これで Web ブラウザ(少なくとも Chrome)から目的のサイトにアクセスできます。以下は細かい話です。

  • PAC ファイルの設定内容を変更したいとき、PAC ファイルを編集しただけではただちに変更が反映されません(ローカル 8080 に通信がきません)。設定画面の「セットアップ スクリプトを使う」を一度 OFF にて再度 ON にし「保存」をクリックするとローカル 8080 に通信がきて反映されるようです。
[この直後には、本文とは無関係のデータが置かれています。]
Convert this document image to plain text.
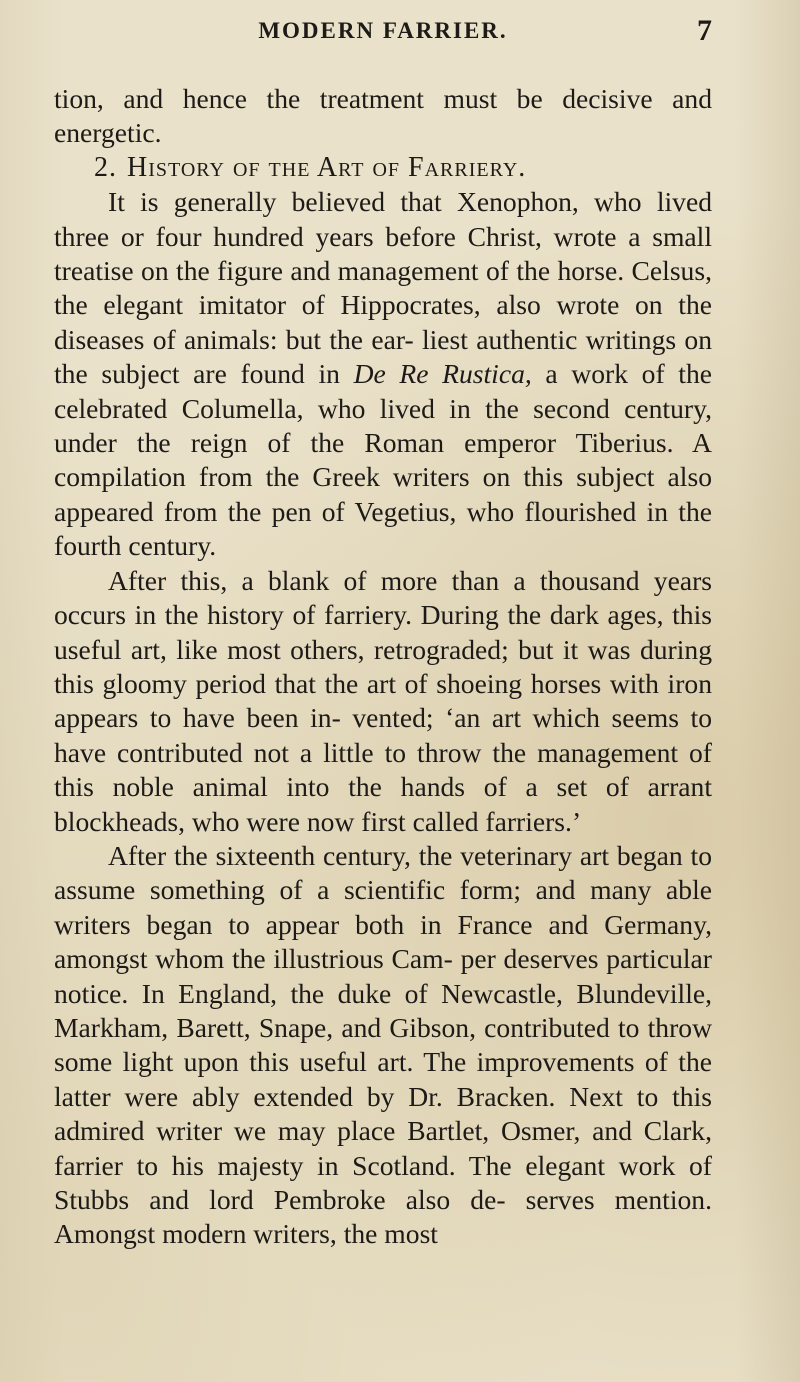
MODERN FARRIER.	7

tion, and hence the treatment must be decisive and energetic.

2. History of the Art of Farriery.

It is generally believed that Xenophon, who lived three or four hundred years before Christ, wrote a small treatise on the figure and management of the horse. Celsus, the elegant imitator of Hippocrates, also wrote on the diseases of animals: but the ear- liest authentic writings on the subject are found in De Re Rustica, a work of the celebrated Columella, who lived in the second century, under the reign of the Roman emperor Tiberius. A compilation from the Greek writers on this subject also appeared from the pen of Vegetius, who flourished in the fourth century.

After this, a blank of more than a thousand years occurs in the history of farriery. During the dark ages, this useful art, like most others, retrograded; but it was during this gloomy period that the art of shoeing horses with iron appears to have been in- vented; ‘an art which seems to have contributed not a little to throw the management of this noble animal into the hands of a set of arrant blockheads, who were now first called farriers.’

After the sixteenth century, the veterinary art began to assume something of a scientific form; and many able writers began to appear both in France and Germany, amongst whom the illustrious Cam- per deserves particular notice. In England, the duke of Newcastle, Blundeville, Markham, Barett, Snape, and Gibson, contributed to throw some light upon this useful art. The improvements of the latter were ably extended by Dr. Bracken. Next to this admired writer we may place Bartlet, Osmer, and Clark, farrier to his majesty in Scotland. The elegant work of Stubbs and lord Pembroke also de- serves mention. Amongst modern writers, the most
  • PAC ファイルに alert を仕込んでデバッグしようとしても期待通りに alert ダイアログは出ないので、特定のサイトが SOCKS プロキシされているかどうかみるだけなら ssh コマンドを -v オプション付きで実行してアクセス時にコンソールにログが流れるかをみるのがいいと思います。
    • alert メッセージでデバッグしたい場合は、chrome://net-export/ にアクセスし、そこの指示にしたがって一定期間ログを吐き出し、そのログを netlog viewer に読み込んで Events タグから Description 列が PAC_JAVASCRIPT_ALERT の行をクリックすればメッセージがみれます。日本語は文字化けします。

ちなみにわたしはこの手順で目的のサイトに到達したものの、そこに自分のほしい情報がなかったということがわかりました。